Si no se calla ahora, Sofía no se calla más.

—¿Y qué es?

—Que siempre vas como si la culpa fuera tuya. Y ella siempre te recibe como si, nomás, vos tuvieras la culpa. Siempre. Haciéndose la princesa. Toda así, ay, yo, pobrecita.

Lucas gira un poco para ver cómo la imita. Sacude la cabeza. Sonríe. Vuelve a la ruta.

—¿De qué te reís?

—De tu imitación.

—Mejor a vos no te imito.

—¿Ah, no? ¿Por qué?

“Porque no me sale el pollerudo que pide siempre perdón.” Eso es lo que piensa. Eso es lo que se muere de ganas de decir. Pero no lo dice. Alguna vez, Sofía, alguna vez aprendé a callarte a tiempo. ¿Y si se enojó de todos modos? ¿Y si lo enojó la parte que sí dijo, la de la princesa? Sofía se siente una bestia. Qué bueno que, por lo menos, se calló una parte. Lucas sube un poco la música.

—Escuchá qué lindo tema —dice.

Su voz no es de enojado. Nada que ver. Y parece como si de repente el viaje de regreso fuera más lindo. Sofía siente que ganaron. No sabe qué, pero ganaron. O sí sabe: “le” ganaron. Un partido, no un campeonato. Pero le ganaron.

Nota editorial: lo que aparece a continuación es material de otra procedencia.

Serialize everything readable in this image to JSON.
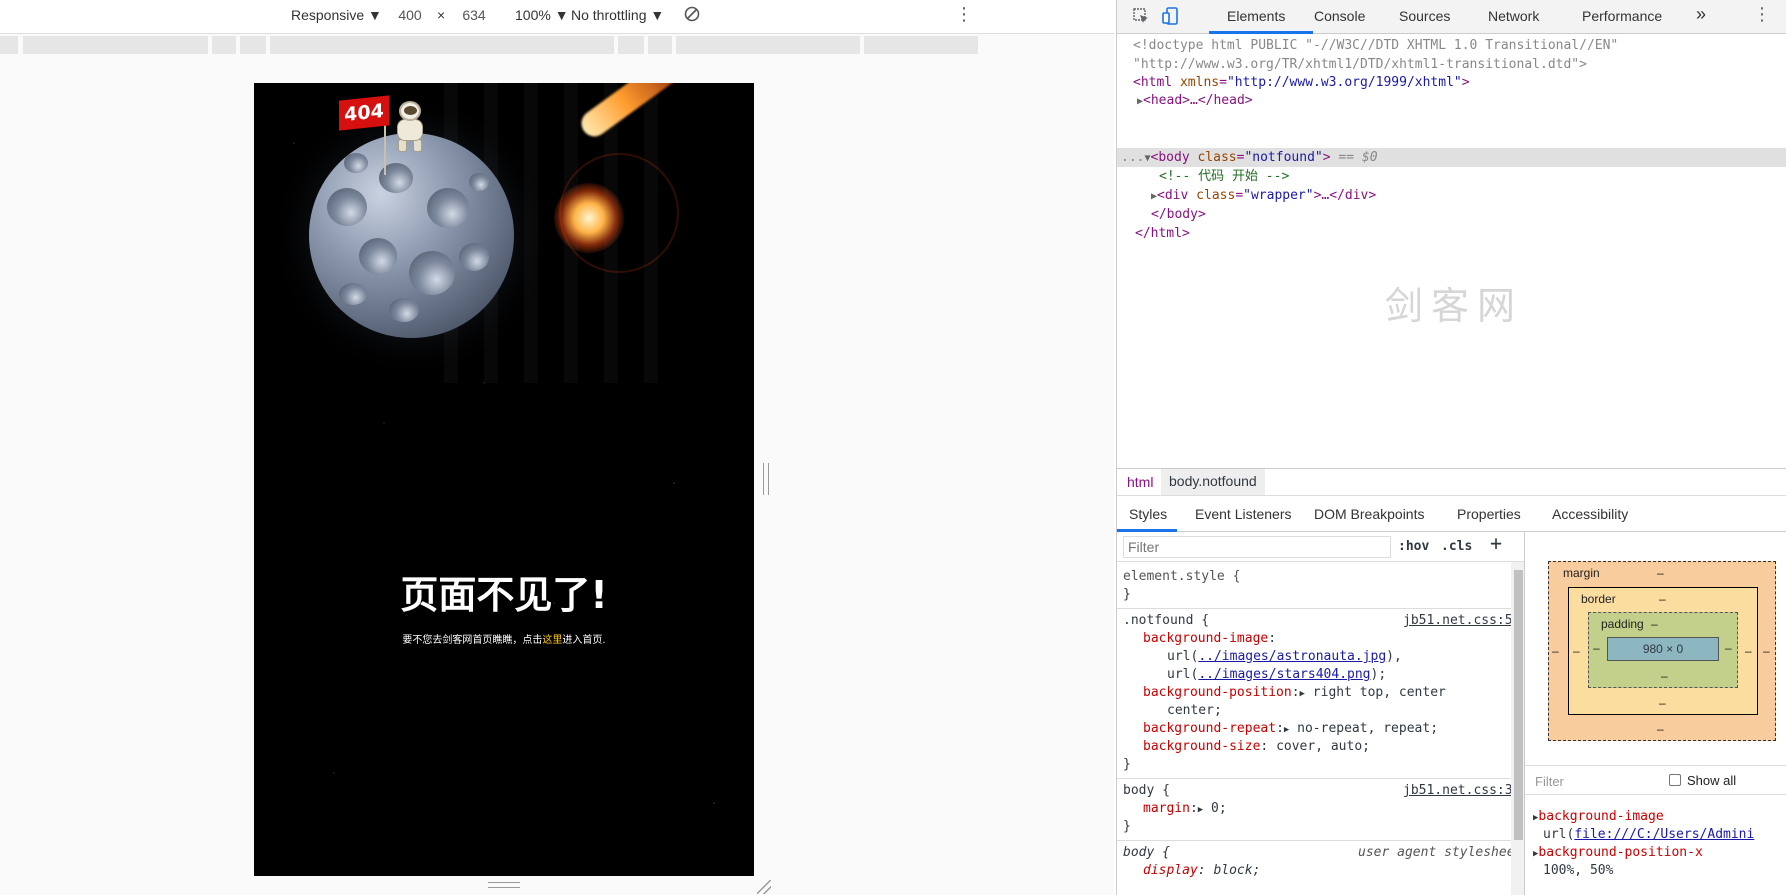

Lástima que las cosas lindas duran tan poco. Porque en Chascomús paran a cargar nafta. Y Sofía, que tiene la panza inflada de mate, sale corriendo al baño. Y cuando vuelve (una mugre, los baños) lo busca junto a los surtidores y no lo ve. El auto está estacionado frente al bar. ¿Pero él donde se metió? Lo termina localizando. Allá, lejos, porque es un buen chico y no usa el celular cerca de los surtidores de nafta. Pero en la otra punta, en el cantero cerca de la ruta, sí lo usa. Y por los gestos que hace, Sofía ve que habla con ella. Gesticula, camina, está nervioso. Seguro que el estúpido está pidiéndole perdón. Ahora ya no siente que ganaron. Perdieron. Otra vez. Derrota completa.